FN6 The major portion of this file was released to
appellant. Some documents were not but were examined by military defense
counsel and the law officer in camera to determine theirinapplicability to the
trial. Defense disclaimed the application of the Jencks Act, 18 USC 3500.
All
counsel were energetic and diligent in their advocacy during these lengthy
proceedings. Defense counsel were permitted great latitude in presenting any
matter which conceivably could be considered a defense or which might serve to
extenuate or mitigate the offenses. Prior to pleading, appellant tested the
charges and specifications and a great portion of the military justice system
by some 24 wide‑ranging motions. The law officer's rulings thereon were
eminently correct. The offenses of which appellant has been convicted are fully
and beyond any reasonable doubt substantiated by the evidence. In sum, we
perceive no error which prevents affirmance of appellant's conviction.
Appellant
has been described as a very competent physician. Except for **682 the incidents which became the
basis for the instant charges, apparently there was no objection to the manner
in which he performed his medical duties although he may have lacked some of
the accepted but less significant attributes normally expected and required of
every officer. Notwithstanding that appellant may have had deep personal
convictions against his country's involvement in Vietnam and his belief that
his concept of medical ethics would be compromised by performing the training
required of him, his willful refusal to train and prepare the special forces
aidmen for their important tasks ahead cannot be condoned. He stated at his
postrial interview substantially that anyone in the Army should be permitted to
refuse any order on the grounds of conscience. Fortunately for the sake of
discipline in the armed forces and for the Republic they guard, his postulation
has yet no support in our military law. More to be condemned than his refusal
to obey the order, however, is his effort to promote disloyalty and
disaffection and the dishonor which he brought upon himself and his office.

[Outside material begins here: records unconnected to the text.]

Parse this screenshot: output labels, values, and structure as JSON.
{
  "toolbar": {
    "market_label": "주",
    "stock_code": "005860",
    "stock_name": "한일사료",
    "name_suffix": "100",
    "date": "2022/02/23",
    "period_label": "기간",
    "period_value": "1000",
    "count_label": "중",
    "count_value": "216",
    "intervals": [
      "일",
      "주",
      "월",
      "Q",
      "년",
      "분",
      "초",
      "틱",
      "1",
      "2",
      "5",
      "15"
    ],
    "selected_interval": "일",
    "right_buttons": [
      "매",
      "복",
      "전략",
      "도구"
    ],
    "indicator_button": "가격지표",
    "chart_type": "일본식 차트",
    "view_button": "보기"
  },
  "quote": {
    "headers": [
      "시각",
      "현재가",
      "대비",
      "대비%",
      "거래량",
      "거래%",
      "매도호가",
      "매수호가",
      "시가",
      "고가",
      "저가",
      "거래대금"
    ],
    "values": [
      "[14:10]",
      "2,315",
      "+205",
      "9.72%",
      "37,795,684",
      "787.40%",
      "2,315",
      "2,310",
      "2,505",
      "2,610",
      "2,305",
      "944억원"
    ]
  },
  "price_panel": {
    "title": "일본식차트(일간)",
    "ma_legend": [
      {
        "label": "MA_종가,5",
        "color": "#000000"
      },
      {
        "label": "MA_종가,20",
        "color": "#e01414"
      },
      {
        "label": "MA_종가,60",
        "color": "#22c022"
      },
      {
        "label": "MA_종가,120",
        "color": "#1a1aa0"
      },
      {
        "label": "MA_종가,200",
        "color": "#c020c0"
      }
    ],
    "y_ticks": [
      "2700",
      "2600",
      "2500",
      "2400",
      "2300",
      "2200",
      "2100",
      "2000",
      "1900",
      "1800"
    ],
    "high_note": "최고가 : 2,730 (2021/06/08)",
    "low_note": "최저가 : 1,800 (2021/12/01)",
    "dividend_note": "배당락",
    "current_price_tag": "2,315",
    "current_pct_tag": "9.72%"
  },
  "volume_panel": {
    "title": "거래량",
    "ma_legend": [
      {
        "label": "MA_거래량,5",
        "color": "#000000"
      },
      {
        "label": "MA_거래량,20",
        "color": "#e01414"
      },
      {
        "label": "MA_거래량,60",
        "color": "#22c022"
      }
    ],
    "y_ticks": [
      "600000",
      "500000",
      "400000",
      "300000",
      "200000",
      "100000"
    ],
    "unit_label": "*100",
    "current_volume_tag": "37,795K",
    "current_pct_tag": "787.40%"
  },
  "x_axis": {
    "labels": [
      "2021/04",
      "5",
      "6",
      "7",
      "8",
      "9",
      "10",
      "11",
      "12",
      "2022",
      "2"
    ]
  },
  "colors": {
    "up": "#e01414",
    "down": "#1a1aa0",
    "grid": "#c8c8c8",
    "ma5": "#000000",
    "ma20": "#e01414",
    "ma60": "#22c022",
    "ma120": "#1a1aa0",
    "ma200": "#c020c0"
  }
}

That irreparable harm has been done is evident, but the extent of it cannot yet
be assessed.
The Board
of Review having found the findings of guilty and sentence as approved by
proper authority correct in law and fact and having determined, on the basis of
the entire record, that they should be approved, such findings of guilty and
sentence are hereby affirmed.
BOOTH,
CHALK (concurs) and STEVENS (concurs), Judge Advocates.